The landing image shows AutoEncoder performance on held-out test data (visualized as a PNG). The autoencoder learns normal transaction patterns; large reconstruction deviations signal anomalies. The two images above compare the original data and its autoencoder reconstruction.
How It Works — Process & Workflow
1
Data preprocessing & feature engineering
Handle missing values, perform encodings, trim obvious outliers and scale features using MinMax. Engineer time-based and behavioural features (time deltas, frequency windows). These steps reduce distributional noise and improve model stability.
2
Autoencoder training
A bottleneck architecture compresses inputs into latent space and reconstructs them.
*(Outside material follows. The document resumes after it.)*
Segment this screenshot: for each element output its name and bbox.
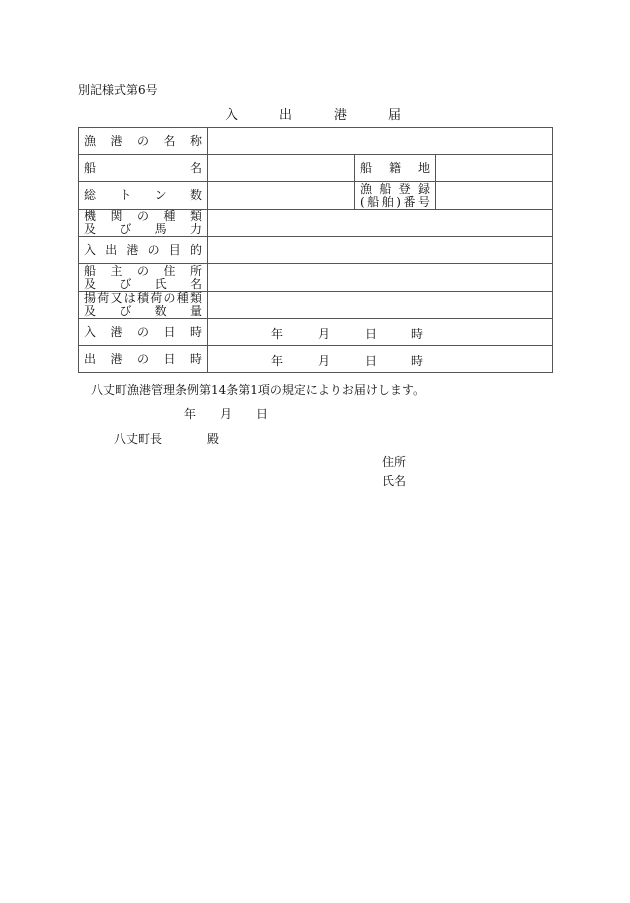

Trained primarily on legitimate transactions with early stopping to avoid memorization. The autoencoder learns the normal data manifold — deviations imply anomalies.
3
Reconstruction error as anomaly score
Compute per-sample MSE between original & reconstructed features. Use percentile/statistical thresholds to flag anomalies, making thresholding robust across feature sets and operating points.
4
Hybrid classification & decisioning
A Stacking Classifier where the base models are XGBClassifier, Logistic Regression, and RandomForestClassifier, and the meta-model is GaussianNB. This ensemble leverages the strengths of gradient boosting, linear modeling, and bagging-based trees, with the probabilistic meta-model improving generalization and handling uncertainty in predictions.
Results & Insights
Classification Reports
Dataset | Class | Precision | Recall | F1-score | Support |
---|---|---|---|---|---|
Train | 0.0 | 1.00 | 1.00 | 1.00 | 45491 |
1.0 | 1.00 | 1.00 | 1.00 | 78 | |
Test | 0.0 | 1.00 | 1.00 | 1.00 | 11373 |
1.0 | 0.86 | 0.95 | 0.90 | 20 |
Train shows perfect results — check for potential overfitting via validation curves. Test metrics: strong recall (0.95) for fraud but slightly lower precision (0.86), indicating some false positives; threshold and decision rules can be tuned based on operational cost.